Ist ein Kohleausstieg mit möglichst viel Planungssicherheit möglich?

Der Ausstieg soll möglichst viel Planungssicherheit für alle Beteiligten beinhalten.

Annalena Baerbock: Und das würde aus meiner Sicht am besten über Ordnungsrecht passieren. Dass es ein Gesetz gibt, mit dem man sagt, mit diesem Instrument wollen wir aussteigen. Wir schlagen CO2-Budgets vor, das heißt analog zu den Klimazielen gibt es nur eine gewisse Menge von CO2, das Kraftwerke noch ausstoßen dürfen und das würde dann jährlich reduziert werden. Sodass man in den nächsten 20 Jahren einen geordneten Ausstiegsplan hat. Ganz am Anfang müssten einfach die 20 dreckigsten Kraftwerksblöcke vom Netz, damit wir das Klimaziel 2020 überhaupt noch erreichen können.

Annalena Baerbock
Mit den Zeitplänen ist das so eine Sache. ‚Plan‘ klingt irgendwie verbindlich. Das möchten Unternehmen gerne vermeiden, schließlich wollen sie so lange wie möglich Kohle mit der Kohle machen. Dabei bekommen sie Rückenwind von Gewerkschaften und der Bundesregierung. Im Klimaschutzplan 2050 der Bundesregierung taucht noch nicht mal das Wort Kohleausstieg auf. Wohl aber der Begriff Strukturwandel:

Klimaschutzplan 2050: Eine Kommission soll zur Unterstützung des Strukturwandels einen Instrumentenmix entwickeln, der wirtschaftliche Entwicklung, Strukturwandel, Sozialverträglichkeit und Klimaschutz zusammenbringt. Dazu gehören notwendige Investitionen in den vom Strukturwandel betroffenen Branchen und Regionen und deren Finanzierung.

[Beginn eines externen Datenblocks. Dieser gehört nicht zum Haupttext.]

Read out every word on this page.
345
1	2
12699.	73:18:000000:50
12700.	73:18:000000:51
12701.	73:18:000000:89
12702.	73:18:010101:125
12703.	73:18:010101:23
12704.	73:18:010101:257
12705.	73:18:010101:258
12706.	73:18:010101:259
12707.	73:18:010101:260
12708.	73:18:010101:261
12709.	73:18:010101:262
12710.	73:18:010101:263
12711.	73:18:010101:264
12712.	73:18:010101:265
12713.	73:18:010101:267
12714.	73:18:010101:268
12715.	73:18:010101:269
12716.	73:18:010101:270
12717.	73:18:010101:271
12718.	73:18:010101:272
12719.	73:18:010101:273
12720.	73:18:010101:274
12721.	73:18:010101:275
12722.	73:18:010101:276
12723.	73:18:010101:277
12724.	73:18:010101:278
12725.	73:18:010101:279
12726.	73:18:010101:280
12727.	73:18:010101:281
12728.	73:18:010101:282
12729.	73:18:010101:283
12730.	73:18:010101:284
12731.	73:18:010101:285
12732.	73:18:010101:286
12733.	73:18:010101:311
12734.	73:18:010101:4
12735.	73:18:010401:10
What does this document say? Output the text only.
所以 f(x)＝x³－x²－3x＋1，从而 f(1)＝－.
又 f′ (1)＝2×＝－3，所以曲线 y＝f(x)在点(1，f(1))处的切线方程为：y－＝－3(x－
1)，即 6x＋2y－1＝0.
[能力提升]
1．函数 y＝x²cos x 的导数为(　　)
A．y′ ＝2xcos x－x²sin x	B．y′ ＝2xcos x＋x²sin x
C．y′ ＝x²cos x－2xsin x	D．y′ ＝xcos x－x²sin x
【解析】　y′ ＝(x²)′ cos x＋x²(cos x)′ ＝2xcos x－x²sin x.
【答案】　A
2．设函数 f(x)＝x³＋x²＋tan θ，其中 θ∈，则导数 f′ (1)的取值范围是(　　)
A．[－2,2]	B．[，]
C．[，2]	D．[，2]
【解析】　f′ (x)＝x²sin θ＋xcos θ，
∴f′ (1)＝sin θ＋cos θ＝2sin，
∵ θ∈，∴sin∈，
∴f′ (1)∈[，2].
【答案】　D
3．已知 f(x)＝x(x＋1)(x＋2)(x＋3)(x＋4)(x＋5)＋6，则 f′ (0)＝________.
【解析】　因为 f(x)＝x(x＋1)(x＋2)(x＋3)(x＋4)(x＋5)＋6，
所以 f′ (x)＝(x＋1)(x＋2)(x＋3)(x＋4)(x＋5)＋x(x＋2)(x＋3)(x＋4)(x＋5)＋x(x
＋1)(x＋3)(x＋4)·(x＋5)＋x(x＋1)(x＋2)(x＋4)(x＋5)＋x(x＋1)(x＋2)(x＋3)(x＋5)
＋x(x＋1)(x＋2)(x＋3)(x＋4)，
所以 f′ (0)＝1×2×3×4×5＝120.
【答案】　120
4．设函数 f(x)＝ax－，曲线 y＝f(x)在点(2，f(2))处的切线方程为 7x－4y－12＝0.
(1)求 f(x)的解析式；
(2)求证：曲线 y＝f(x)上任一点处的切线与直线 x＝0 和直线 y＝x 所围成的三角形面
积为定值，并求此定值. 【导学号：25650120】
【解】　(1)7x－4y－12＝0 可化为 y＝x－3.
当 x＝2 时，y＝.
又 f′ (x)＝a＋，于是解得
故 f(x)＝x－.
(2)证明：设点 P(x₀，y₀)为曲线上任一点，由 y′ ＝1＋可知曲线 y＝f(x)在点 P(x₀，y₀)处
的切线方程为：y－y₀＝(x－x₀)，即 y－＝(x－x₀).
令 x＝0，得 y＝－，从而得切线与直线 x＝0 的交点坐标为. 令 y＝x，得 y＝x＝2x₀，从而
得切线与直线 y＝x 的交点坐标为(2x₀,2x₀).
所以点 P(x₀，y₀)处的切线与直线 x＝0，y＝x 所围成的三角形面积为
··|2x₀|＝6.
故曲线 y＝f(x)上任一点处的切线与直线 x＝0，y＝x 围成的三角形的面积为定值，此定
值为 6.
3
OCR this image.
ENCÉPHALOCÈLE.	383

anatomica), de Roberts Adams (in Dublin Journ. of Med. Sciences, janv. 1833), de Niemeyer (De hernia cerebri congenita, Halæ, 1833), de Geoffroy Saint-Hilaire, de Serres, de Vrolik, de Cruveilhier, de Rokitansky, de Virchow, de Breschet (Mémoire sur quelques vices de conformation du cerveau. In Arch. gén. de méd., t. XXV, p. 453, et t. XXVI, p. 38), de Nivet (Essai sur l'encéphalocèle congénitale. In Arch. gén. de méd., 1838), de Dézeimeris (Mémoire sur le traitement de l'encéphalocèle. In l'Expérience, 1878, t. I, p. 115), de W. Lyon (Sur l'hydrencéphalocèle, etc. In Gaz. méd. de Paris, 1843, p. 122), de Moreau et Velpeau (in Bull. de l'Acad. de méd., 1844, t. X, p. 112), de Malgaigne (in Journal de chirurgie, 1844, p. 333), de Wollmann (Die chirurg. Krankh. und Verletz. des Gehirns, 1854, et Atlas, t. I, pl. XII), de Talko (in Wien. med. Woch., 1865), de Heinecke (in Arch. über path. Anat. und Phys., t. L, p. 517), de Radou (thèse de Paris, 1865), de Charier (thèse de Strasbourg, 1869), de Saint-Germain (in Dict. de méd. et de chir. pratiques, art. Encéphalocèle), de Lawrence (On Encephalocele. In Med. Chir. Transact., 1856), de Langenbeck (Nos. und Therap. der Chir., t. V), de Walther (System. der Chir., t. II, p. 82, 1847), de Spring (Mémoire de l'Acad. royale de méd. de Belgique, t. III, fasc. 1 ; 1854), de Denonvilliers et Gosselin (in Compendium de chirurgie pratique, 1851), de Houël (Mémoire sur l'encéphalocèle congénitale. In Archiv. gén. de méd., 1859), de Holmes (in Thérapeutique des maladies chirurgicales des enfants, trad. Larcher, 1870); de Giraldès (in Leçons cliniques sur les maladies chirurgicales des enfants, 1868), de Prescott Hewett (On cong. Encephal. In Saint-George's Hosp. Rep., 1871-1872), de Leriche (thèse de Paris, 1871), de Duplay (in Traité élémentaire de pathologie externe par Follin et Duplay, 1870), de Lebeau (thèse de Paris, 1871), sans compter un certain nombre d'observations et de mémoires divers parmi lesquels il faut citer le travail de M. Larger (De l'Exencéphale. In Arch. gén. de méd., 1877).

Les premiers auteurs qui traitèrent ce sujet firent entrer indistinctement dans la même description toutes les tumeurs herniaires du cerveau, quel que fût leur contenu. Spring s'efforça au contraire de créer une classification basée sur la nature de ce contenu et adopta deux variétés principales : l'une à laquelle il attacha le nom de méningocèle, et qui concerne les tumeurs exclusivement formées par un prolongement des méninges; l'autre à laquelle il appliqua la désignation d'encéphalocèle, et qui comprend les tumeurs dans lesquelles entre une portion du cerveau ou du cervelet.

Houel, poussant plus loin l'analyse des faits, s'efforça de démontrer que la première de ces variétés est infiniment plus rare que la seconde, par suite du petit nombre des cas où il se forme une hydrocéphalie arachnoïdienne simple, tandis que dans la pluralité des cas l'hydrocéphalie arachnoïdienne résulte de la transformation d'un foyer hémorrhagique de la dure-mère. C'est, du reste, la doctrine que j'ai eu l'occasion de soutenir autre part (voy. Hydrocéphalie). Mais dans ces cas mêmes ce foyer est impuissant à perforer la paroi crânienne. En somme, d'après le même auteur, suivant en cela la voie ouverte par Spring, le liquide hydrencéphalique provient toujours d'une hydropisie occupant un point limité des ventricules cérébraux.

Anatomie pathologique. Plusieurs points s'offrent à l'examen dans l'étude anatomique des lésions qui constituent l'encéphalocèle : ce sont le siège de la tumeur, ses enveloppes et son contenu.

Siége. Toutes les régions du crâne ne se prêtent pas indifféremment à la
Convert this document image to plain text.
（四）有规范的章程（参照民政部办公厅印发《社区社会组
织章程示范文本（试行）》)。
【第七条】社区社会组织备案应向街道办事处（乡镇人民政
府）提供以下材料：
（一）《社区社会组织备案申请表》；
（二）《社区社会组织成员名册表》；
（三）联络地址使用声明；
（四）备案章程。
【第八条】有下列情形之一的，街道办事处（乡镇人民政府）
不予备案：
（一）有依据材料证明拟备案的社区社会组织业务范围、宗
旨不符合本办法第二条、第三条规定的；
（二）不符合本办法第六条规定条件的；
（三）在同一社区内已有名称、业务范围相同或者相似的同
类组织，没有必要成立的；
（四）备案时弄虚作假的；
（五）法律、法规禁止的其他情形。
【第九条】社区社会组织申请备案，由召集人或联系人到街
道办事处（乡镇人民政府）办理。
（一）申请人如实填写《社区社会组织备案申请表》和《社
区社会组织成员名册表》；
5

Ende 2018 soll die Kommission ihre Ergebnisse vorstellen.  Statt Strukturwandel sagen die Fachleute übrigens heute vielfach Transition und meinen damit den Übergang von einem Zustand in den anderen. In diesem Fall von der karbonisierten in die dekarbonisierte Gesellschaft. Also, wenn man so will, schon ein Ausstieg aus der Kohle.

Beim Kohleausstieg soll es gerecht zugehen

Dabei soll es möglichst gerecht zugehen, denn ein so fundamentaler Wandel kann nur durch eine große Zustimmung geschehen. Er muss von einem breiten Bündnis getragen werden. Der Thinktank Agora Energiewende fordert einen nationalen Kohlekonsens, getragen von Energiewirtschaft, Gewerkschaften, Politik, Wissenschaft und Umweltverbänden. In Konzeptpapier der Agora Energiewende heißt es dazu:

Die Bundesregierung lädt zeitnah zu einem „Runden Tisch Nationaler Kohlekonsens“ ein. Es geht dabei um einen vertrauensvollen Dialogprozess zur Aushandlung der Kernelemente eines Ausstiegs aus der Kohleverstromung, um einen erneuten jahrzehntelangen energiepolitischen Fundamentalkonflikt zu vermeiden. Ziel sollte es sein, zu einem politisch und gesellschaftlich breit getragenen Ergebnis zu kommen, damit – analog zu Steinkohlekonsens und Atomkonsens – alle Beteiligten frühzeitig Planungssicherheit hinsichtlich der anstehenden Dekarbonisierung erhalten.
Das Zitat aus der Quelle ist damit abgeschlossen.